17. The method of claim 1 wherein said swirling fuel and gas stream is expanded into an enclosed expansion zone containing the flame combustion zone.

18. The method of claim 17 wherein the heat generated by burning said fuel and gas mixture is conveyed through a heat exchanger to a heating apparatus.

19. The method of claim 1 wherein the fuel injection means generates turbulence.

20. The method of claim 19 wherein the fuel is injected in an upstream direction from a plurality of holes in a serpentine-shaped fuel line.

21. The method of claim 20 wherein the fuel is injected in an upstream direction from a plurality of holes in two orthogonally oriented serpentine shaped fuel lines which together form a grid.

22. The method of claim 21 wherein the fuel is injected in an upstream direction from a plurality of pairs of orthogonally oriented serpentine shaped fuel lines.

23. The method of claim 19 wherein the oxygen-containing gas mixture is introduced upstream of the fuel.

24. A burner comprising,

a) a fuel source;

b) a fuel line connected to said fuel source;

c) an oxygen-containing gas source;

d) an oxygen-containing gas line connected to said oxygen-containing gas source;

e) a mixing zone in which said fuel line and said gas line open;

f) a swirl generator for generating weak swirl in said fuel and gas mixture, located downstream of the mixing zone; and

g) a combustion flame zone located in an expansion zone downstream of the mixing zone.

25. The burner of claim 24 wherein the position and shape of the fuel line located within the gas line generates turbulence.

26. The fuel line of claim 25 shaped in sepentine with a plurality of fuel holes pointing in the upstream direction.

27. The fuel line of claim 26 formed into a pair of orthogonally oriented grid-shaped fuel lines with a plurality of fuel holes pointing in the upstream direction.
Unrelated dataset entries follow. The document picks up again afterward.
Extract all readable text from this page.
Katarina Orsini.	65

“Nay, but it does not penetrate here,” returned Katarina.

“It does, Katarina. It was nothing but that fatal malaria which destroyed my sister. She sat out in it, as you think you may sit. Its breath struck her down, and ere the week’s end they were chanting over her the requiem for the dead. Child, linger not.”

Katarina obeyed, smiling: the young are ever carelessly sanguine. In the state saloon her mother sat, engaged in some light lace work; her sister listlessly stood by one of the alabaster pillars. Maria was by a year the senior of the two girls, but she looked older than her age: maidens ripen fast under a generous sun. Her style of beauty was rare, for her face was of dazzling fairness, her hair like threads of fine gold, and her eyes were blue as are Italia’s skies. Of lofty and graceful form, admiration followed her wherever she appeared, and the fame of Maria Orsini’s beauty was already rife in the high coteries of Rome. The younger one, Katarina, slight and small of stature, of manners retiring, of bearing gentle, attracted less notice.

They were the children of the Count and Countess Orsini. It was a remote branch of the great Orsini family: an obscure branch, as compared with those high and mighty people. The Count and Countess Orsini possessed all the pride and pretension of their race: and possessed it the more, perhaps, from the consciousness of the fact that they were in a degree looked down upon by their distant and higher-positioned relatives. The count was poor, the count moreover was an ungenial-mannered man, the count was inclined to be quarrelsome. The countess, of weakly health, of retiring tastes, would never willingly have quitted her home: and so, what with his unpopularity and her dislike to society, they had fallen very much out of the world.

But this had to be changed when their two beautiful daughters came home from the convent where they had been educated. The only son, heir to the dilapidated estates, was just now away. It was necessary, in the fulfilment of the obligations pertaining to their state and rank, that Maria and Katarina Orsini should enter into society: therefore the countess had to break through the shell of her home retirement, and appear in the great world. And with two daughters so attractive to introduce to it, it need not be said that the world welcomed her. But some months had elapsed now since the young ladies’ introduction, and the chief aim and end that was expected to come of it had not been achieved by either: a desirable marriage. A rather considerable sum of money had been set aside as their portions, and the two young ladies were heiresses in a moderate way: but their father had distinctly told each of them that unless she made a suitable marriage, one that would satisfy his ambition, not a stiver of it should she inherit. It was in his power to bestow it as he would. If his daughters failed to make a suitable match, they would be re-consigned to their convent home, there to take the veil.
28. The burner of claim 24 wherein the oxygen-containing gas line is positioned upstream of the fuel line.

29. The burner of claim 24 wherein the mixing zone is cylindrical.

30. The burner of claim 24 wherein the swirling means imparts swirl characterized by a swirl number S, between about 0.01 and about 3.0.

31. The burner of claim 24 wherein the swirling means comprise air jets positioned tangentially to a circumference of the mixing zone at the downstream end of the mixing zone.

32. The burner of claim 24 wherein the swirling means comprise vanes located in an annulus region immediately inside a perimeter of said fuel and gas mixture, downstream from the mixing zone.

33. The swirling means of claim 32 wherein the vanes are fixed.

34. The swirling means of claim 32 wherein the vanes are movable.

35. The swirling means of claim 32 wherein the pitch of the vanes is fixed.

36. The swirling means of claim 32 wherein the pitch of the vanes is variable.

37. The burner of claim 24 wherein the expansion zone is enclosed.

38. The burner of claim 24 wherein the expansion zone forms an angle with the burner body such that expansion of said fuel and gas occurs unhindered.

39. The burner of claim 37 wherein the expansion zone is attached to heat exchanger housing.

40. The burner of claim 39 wherein the heat generated from said combustion is transferred through a heat exchanger to a water heater.

41. The burner of claim 39 wherein the heat generated from said combustion is transferred through a heat exchanger to a furnace.

42. The burner of claim 37 wherein mechanical energy is derived from the combustion products.

43. The burner of claim 42 wherein the mechanical energy is used to drive a turbine.

44. The burner of claim 37 wherein the combustion zone is under pressure between atmospheric pressure and 15 atmospheres.

45. The burner of claim 44 wherein the combustion zone is under pressure between atmospheric pressure and 10 atmospheres.

46. The burner of claim 45 wherein the combustion zone is under pressure between atmospheric pressure and 5 atmospheres.

47. The burner of claim 24 wherein a safety device is attached to the mixing zone to prevent accidental ignition of the premixed fuel or of the fuel in the fuel line.